Dieser Artikel ist ein Beitrag zur Blogparade #wbhyp von de.hypotheses.org.
In den letzten Monaten hatte ich das eher diffuse Gefühl, meine Masterarbeit sei der Stein des Sisyphos: Kaum kam ich ein Stück vorwärts, gab es schon wieder Rückschläge. Ich sah mich in einer Art von intellektuellem Stau: Wie strukturiere ich sinnvoll? Was lässt sich wegkürzen? Wie verhindere ich repetitive Episoden? Hinzu kam die bedrückende Erkenntnis, dass ich nicht vorwärtskomme, obwohl ich (gefühlt) Ewigkeiten am Schreibtisch sitze.
Diese Stagnation in einem Blogbeitrag zu beschreiben und zu reflektieren war verführerisch, zumal ich diesen Blog als eine Art Zerrspiegel meines Schreibtisches, bzw. meiner Masterarbeit betrachte. - Kein „wissenschaftliches Tagebuch“, sondern vielmehr ein flüchtiger Blick in meine (zugegeben: unordentliche) Werkstatt. Insofern schwankt natürlich die Qualität meiner Beiträge, manche sind mit „heißer Nadel“ gestrickt, andere enthalten lose Gedankenfetzen. Aber gerade das „Missglückte und das Unvollendete“, wie Klaus Graf sich ausdrückt, ist für mich reizvoll. – Weil es Ansatzpunkte zur Reflektion und damit zur Verbesserung liefert.

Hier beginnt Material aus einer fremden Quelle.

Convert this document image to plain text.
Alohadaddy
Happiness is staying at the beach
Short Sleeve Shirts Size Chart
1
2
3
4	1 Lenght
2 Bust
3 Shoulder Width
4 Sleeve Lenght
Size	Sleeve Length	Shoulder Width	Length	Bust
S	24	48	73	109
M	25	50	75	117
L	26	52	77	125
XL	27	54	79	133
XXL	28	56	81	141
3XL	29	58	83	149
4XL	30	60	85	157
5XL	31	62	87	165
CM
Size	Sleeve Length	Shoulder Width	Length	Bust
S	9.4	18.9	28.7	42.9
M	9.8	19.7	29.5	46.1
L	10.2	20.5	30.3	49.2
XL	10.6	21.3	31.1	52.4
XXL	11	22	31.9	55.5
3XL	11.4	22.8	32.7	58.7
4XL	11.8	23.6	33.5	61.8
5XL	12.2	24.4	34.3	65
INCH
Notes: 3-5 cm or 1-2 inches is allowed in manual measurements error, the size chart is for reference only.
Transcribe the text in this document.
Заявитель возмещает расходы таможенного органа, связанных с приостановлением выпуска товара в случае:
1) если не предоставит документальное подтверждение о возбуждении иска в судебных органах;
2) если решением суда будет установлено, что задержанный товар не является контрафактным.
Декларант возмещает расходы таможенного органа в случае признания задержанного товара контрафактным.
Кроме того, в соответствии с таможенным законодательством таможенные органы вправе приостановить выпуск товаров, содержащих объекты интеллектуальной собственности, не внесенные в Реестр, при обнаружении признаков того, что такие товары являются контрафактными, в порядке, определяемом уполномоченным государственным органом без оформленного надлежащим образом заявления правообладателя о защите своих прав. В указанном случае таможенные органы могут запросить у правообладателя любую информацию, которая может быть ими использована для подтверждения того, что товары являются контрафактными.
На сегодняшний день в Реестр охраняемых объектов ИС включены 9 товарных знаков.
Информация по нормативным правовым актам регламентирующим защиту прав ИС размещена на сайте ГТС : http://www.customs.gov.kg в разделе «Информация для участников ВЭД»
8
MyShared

Da Charlotte Jahnz mich via Twitter aufgefordert hat, dem Ruf der Blogparade #wbhyp zu folgen erscheint es mir nur recht und billig, ihren Beitrag als Einstieg zu nutzen: Ihr fehlte ein Vorbild, um (früher) mit dem wissenschaftlichen Bloggen anzufangen. Meine Vorbilder sind mir in der Sektion der digitalen Geschichtswissenschaft auf dem letzten Historikertag begegnet, während ich mich von dem bevorstehenden HistorySlam ablenken wollte. In Steve Jobesker Performance setzte Sascha Foerster dort innerhalb kürzester Zeit einen Blog auf, was mich ein Stück weit mitgerissen und auch euphorisiert hat. Fast gleichzeitig begann meine vorsichtig tastende Expansion auf Twitter, unterstützt von der Liste Twittern vom #HisTag14 von Charlotte Jahnz. (Erst viel später durch den Leitfaden von Mareike König.)
Die Dynamik und die potenziellen Möglichkeiten der Vernetzung und des Austausches beider Medien ziehen mich an, weil sie mir im universitären Alltag schlicht fehlen. Die Geschwindigkeit, mit der man sich über spannende und vor allem innovative Projekte informieren und austauschen kann, ist unvergleichbar, die Hürden minimal.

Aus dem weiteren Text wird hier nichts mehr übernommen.